06/04/2021

Entre continuité et renouveau 2011 – 2015 : la présidence de Claude Lessard

Cela fait 40 ans que Claude Lessard travaille dans le milieu de l’éducation. Il a été professeur de sociologie de l’éducation à la Faculté des sciences de l’éducation de l’Université de Montréal, dont il a également été le doyen de 1991 à 1995. Il a cofondé le Centre de recherche interuniversitaire sur la formation et la profession enseignante (CRIFPE), a été membre de plusieurs conseils et commissions et titulaire de la Chaire de recherche du Canada portant sur le personnel et les métiers de l’éducation de 2001 à 2011.

M. Lessard, quels ont été les bons coups du Conseil sous votre présidence?

Je mentionnerais d’abord le rapport sur l’état et les besoins de l’éducation Remettre le cap sur l’équité, dont je suis très fier. Il a remis sur la place publique les questions d’équité et d’inégalités, notamment au secondaire, et forcé une prise de conscience sur les effets inégalitaires de certaines politiques et pratiques (l’école à trois vitesses) sur le parcours des étudiantes et des étudiants au collégial et à l’université. Ce rapport est également à l’origine d’un premier partenariat entre le Conseil et l’Institut de la statistique du Québec pour la validation d’analyses de données quantitatives.

L’avis intitulé Retracer les frontières des formations collégiales : entre l’héritage et les possibles est un autre bon coup, qui a eu le mérite de pousser la réflexion sur l’avenir de la formation technique au collégial et sur son arrimage avec l’université, notamment dans le secteur de la santé. C’est un bel exemple, je pense, d’un avis pour lequel on a pris le risque de sortir des sentiers battus en proposant notamment d’allonger la formation technique au collégial.

Enfin, le rayonnement à l’international du Conseil par sa participation à l’European Network of Educational Councils. Nous avons été le seul conseil non européen à y participer, et notre présence nous a permis d’en apprendre notamment sur les problèmes en éducation que vit l’Europe et sur les façons de faire là-bas. Nous y avons aussi constaté que les avis du Conseil circulaient abondamment au sein de la francophonie européenne.

Quels ont été vos coups de cœur, et pourquoi?                      

J’ai beaucoup apprécié les processus de consultation du Conseil, soit lors des visites régionales ou dans le cadre des rapports ou de la préparation des avis. Les consultations ont toujours enrichi les débats en les ancrant dans le vécu des acteurs. Elles étaient relativement faciles à réaliser, les gens sur le terrain acceptant volontiers de nous donner accès à leurs pratiques et à nous faire part de leurs opinions. C’était pour le Conseil l’occasion de tester des hypothèses, de valider des solutions, d’entendre des récriminations, de constater le chemin accompli ou à parcourir…

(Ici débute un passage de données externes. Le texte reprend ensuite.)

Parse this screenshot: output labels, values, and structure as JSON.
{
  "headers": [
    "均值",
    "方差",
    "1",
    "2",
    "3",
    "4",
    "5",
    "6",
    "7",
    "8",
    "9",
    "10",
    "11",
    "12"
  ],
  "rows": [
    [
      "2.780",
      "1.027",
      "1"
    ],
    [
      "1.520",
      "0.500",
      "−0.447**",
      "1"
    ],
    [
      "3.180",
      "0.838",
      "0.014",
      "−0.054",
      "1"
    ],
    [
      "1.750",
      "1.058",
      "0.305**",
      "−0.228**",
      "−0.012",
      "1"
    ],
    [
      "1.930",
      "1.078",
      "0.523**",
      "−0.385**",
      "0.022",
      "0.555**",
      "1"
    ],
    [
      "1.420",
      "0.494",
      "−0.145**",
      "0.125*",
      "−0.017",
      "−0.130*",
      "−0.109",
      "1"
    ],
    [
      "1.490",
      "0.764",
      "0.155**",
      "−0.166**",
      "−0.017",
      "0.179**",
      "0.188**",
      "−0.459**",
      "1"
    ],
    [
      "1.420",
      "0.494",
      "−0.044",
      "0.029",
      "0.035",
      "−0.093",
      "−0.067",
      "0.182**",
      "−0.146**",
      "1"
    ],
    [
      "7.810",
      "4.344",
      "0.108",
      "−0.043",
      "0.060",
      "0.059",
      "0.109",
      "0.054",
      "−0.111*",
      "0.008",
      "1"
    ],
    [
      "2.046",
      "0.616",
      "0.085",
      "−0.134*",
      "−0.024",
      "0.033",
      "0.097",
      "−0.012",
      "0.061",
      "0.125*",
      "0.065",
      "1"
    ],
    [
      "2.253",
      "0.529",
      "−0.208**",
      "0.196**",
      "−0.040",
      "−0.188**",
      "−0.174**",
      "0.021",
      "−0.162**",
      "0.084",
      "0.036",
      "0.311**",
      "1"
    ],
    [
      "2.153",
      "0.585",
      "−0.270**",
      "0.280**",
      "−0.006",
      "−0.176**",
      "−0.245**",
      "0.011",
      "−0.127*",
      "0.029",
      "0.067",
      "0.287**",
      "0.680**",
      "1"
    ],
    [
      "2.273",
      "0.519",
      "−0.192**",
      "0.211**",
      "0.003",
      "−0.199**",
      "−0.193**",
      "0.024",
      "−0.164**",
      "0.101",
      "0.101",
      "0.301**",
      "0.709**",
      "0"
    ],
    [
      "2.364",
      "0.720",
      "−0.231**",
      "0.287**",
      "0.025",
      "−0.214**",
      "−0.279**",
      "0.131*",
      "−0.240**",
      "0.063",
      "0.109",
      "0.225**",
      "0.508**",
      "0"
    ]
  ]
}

La dynamique même de la table du Conseil, la diversité des gens présents, leur engagement, leur respect du point de vue d’autrui et leur désir de contribuer à faire avancer l’éducation au Québec font partie des belles expériences de ma vie. D’ailleurs, je n’ai jamais croisé une personne malheureuse de faire partie du Conseil.

J’ajouterais également le caractère systémique du Conseil, qui en fait une institution unique en son genre. En ce sens, il est véritablement l’enfant du rapport Parent, car c’est l’ensemble du système qui est son champ de préoccupation, son intégration, sa cohérence. Sur le plan du fonctionnement de la table du Conseil, les membres présents doivent tous déborder de leur champ d’action professionnel habituel et accepter le regard des collègues venant d’un autre ordre d’enseignement. Chacun sort ainsi de sa zone de confort pour se retrouver à l’intersection de son univers professionnel et de celui des autres membres.

Selon vous, quel est le plus grand défi auquel sera confronté le milieu de l’éducation dans la période après-COVID?

Certes, la question des inégalités est centrale, mais on y répondra adéquatement que si l’on s’attaque à améliorer la condition enseignante. Il nous faut des enseignantes et des enseignants heureux au travail. C’est la variable la plus importante. Pour ce faire, il faut non seulement les rémunérer convenablement, mais surtout reconnaître leur autonomie professionnelle, les valoriser et capitaliser leurs savoirs et leurs expériences.

Les solutions ne sont pas évidentes et exigent un sérieux coup de barre, mais il faut y réfléchir de toute urgence; il nous faut trouver la façon de reconnaître ce métier, que l’on semble tenir pour acquis.

Pour entamer cette réflexion, peut-être faudrait-il d’abord demander aux enseignantes et enseignants actuels ce qui les motive à exercer ce métier et déterminer ce qui les démotive.